While my wardrobe isn't challenged by my travel schedule, my card playing is. Duplicate bridge has been one of my favorite recreational pastimes since I took it up a bit more than 13 years ago (there's that number again), and my playing time is frequently interrupted by my travel schedule. While I'm occasionally able to shoehorn some time at an out-of-town bridge club into a free afternoon or evening, mostly I just play when I'm home on Wednesdays (which is when there's a game in Kirksville MO). 

In the context of a deck of cards, you see, three suits equates to 39 cards. While it's generally an advantage to be void in one suit when playing bridge, I don't consider it an advantage at all to have a void of card playing in my weekly routine.

3. Hitchcock 
Growing up in the '50s and '60s, one of the best known film directors of my youth was Alfred Hitchcock, the master of suspense. Before cranking out such critically acclaimed hits as Dial M for Murder (1954), Rear Window (1954), The Man Who Knew Too Much (1956), Vertigo (1958), North by Northwest (1959), Psycho (1960), The Birds (1963), and Torn Curtain (1966), he did a movie in 1935 called 39 Steps, which took its name from a 1915 espionage novel by John Buchan.

The story hinges on a spy ring in Britain that has 39 components, each ignorant of all but the steps immediately in front of and behind themselves, excepting an idiot savant who doesn't know the import of what he knows, and which the protagonists are ultimately able to get to spill the beans. 

While the plot of the film may be a bit unlikely, a lot of people thought that Sandhill's chances of seeing its 39th birthday were just as unlikely, and here we are.

Though I think that Sandhill's 39th step toward a more cooperative future will be far less nefarious than a spy ring run amok in Britain, I recognize that conservatives may find the association I've posited between Sandhill and Hitchcock more apt. Oh well, it's hard to please everyone. 
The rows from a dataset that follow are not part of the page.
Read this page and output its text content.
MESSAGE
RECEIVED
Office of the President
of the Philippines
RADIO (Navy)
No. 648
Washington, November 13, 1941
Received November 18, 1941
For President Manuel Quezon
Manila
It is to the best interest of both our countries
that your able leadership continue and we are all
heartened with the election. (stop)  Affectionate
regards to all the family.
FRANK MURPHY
As I tend the sweat fire today, reflecting on all we've accomplished over 39 years and enjoying the company and companionship of the scores of friends and neighbors who will help us raise a glass, I promise to let Republican dismay intrude on my enjoyment.

• • •
By the way, Jack Benny died in 1974, which means he took his final curtain call just as Sandhill was getting started. While any putative connection between Benny and Sandhill is rather fanciful (I've never even picked up a violin) it's only appropriate to take this moment to honor him in passing. I'm thinking a Jack & Coke in the early afternoon might be just the ticket.